Die Lage erscheint prekär. Ein Blick auf die Herausforderungen, denen sich die Automobilbranche zu stellen hat, müsste die Verantwortlichen in helle Aufregung versetzen: die Elektrifizierung der Mobilität, die Digitalisierung der Prozesse, die Automatisierung der Arbeit, die Beschleunigung der Innovationszyklen. Am Standort Schweinfurt der ZF Friedrichshafen AG aber bleibt man fokussiert. „Angst ist ein schlechter Lehrmeister“, sagt Standortleiter Hans-Jürgen Schneider.
„Wir konzentrieren unsere Aufmerksamkeit lieber auf die Zukunft.“ Dabei sieht sich ZF, ebenso wie seine Branchenkollegen, dem größten Transformationsprozess in der Geschichte des Automobilbaus gegenüber.
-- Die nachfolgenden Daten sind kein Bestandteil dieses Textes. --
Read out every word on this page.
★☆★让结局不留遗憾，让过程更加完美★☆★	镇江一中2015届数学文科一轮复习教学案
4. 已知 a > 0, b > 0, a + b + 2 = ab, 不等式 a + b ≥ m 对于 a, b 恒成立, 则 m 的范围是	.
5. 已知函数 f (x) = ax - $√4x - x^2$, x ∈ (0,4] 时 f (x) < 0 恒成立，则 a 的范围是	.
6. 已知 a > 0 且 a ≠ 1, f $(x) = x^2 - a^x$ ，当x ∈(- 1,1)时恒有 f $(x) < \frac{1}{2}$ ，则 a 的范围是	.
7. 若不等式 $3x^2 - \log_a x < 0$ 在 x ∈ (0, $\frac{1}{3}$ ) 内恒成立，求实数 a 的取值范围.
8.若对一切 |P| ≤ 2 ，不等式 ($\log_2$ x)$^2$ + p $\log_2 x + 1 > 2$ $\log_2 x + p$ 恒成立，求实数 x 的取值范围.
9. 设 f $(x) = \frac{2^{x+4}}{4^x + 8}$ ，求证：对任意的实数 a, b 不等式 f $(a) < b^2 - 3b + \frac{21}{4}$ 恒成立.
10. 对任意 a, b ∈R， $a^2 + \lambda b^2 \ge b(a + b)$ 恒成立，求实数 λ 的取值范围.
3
Es wird kaum ein Stein auf dem anderen bleiben. „So gesehen bleibt in Schweinfurt alles beim Alten. Seit 125 Jahren müssen wir uns hier am Standort immer wieder neu erfinden, und das hat bisher immer geklappt“, sagt Betriebsratsvorsitzender Oliver Moll. Und zwar so gut, dass aus dem ursprünglichen Zwei-Mann-Unternehmen heute einer der wichtigsten ZF-Standorte mit über 9.000 Mitarbeiter*innen geworden ist.
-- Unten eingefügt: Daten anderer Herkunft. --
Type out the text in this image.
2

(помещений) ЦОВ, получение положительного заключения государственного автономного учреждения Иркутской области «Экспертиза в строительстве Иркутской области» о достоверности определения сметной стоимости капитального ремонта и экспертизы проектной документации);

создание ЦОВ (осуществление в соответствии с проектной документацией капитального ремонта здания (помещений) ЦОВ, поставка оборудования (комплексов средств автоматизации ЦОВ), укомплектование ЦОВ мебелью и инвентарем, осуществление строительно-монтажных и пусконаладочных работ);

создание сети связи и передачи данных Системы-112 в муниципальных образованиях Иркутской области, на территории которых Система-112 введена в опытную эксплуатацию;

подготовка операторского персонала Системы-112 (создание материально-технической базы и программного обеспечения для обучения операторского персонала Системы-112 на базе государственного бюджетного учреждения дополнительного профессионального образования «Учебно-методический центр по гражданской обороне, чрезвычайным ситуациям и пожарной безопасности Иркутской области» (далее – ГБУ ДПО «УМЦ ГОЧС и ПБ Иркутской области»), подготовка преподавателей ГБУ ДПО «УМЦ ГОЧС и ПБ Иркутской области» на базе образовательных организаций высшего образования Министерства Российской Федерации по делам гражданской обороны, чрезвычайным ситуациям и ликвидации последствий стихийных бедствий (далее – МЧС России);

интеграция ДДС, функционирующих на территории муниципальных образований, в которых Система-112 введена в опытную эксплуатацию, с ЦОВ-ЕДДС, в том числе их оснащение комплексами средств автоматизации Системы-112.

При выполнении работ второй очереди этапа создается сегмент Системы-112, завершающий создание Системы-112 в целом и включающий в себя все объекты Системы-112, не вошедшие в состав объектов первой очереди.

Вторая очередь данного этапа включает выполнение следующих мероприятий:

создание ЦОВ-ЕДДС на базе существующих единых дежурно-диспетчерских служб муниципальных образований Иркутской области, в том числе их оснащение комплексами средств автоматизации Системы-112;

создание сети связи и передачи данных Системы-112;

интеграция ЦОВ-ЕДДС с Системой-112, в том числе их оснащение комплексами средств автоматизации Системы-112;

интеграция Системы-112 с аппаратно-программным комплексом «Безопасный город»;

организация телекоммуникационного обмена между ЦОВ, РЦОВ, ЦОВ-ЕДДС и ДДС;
Das Erfolgsrezept: der Schweinfurter Weg
Dies liegt unter anderem am „Schweinfurter Weg“: „Agieren statt reagieren“, fasst Schneider die Maxime zusammen. Ein Blick zurück in die Unternehmenshistorie belegt das. 1895 wurden die „Schweinfurter Präcisions-Kugellager-Werke Fichtel & Sachs“ zur Produktion von Kugellagern und Radnaben für Fahrräder gegründet. Mit der Markteinführung der Torpedo-Freilaufnabe für Fahrräder im Jahr 1903 begann der Aufstieg des Unternehmens. „Es war der Grundstein unseres anhaltenden Erfolgs und unser erster Meilenstein“, sagt Moll.
„Solange die Menschen mobil sind, wird ZF Lösungen für ihre Bedürfnisse finden.“
Hans-Jürgen Schneider, Leiter des Standorts Schweinfurt ZF Friedrichshafen AG
1929 stellte man den Betrieb komplett auf zukunftsfähige Entwicklungen wie Kupplungen, Kleinmotoren und Stoßdämpfer um und widmete sich der Motorisierung des Fahrrades und des Automobils. „Es war der Eintritt ins Automobilgeschäft“, sagt Moll. Seit 1965 werden in Schweinfurt Drehmomentwandler produziert, zuletzt über zwei Millionen Stück pro Jahr. Seit den siebziger Jahren diversifizierte das damalige Unternehmen Sachs, nun mit dem Beinamen „Die Erfinder AG“ versehen, sein Produktportfolio und setzte immer wieder neue technologische Maßstäbe. In den Achtzigern wurde das Unternehmen zunächst Teil von Mannesmann, später von Atecs, schließlich von ZF. „Sachs und ZF hatten eine ähnliche Zielsetzung und verstärkten sich dadurch in ihrem Tun. Hier fanden zwei Gleichgesinnte zueinander“, sagt Schneider. „Unser Produktportfolio reicht vom Antrieb über Fahrwerk und darüber hinaus.“
Die Aufgabe: Technologieführerschaft
Die Modulbauweise erlaubt dabei eine effiziente Produktion, die ZF zusammen mit seinem Technologievorsprung in vielen Bereichen die Weltmarktführerschaft sichert – in der Gegenwart und in der Zukunft. So auch bei der Elektromobilität, die die Branche gehörig unter Druck setzt und in der ZF schon frühzeitig aktiv war. 1990 startete man – auch hier als Branchenvorreiter – mit einer elektrischen Pilotflotte ins Zeitalter der E-Mobilität, bereits 2008 liefen die ersten elektrischen Maschinen für Hybridfahrzeuge vom Band.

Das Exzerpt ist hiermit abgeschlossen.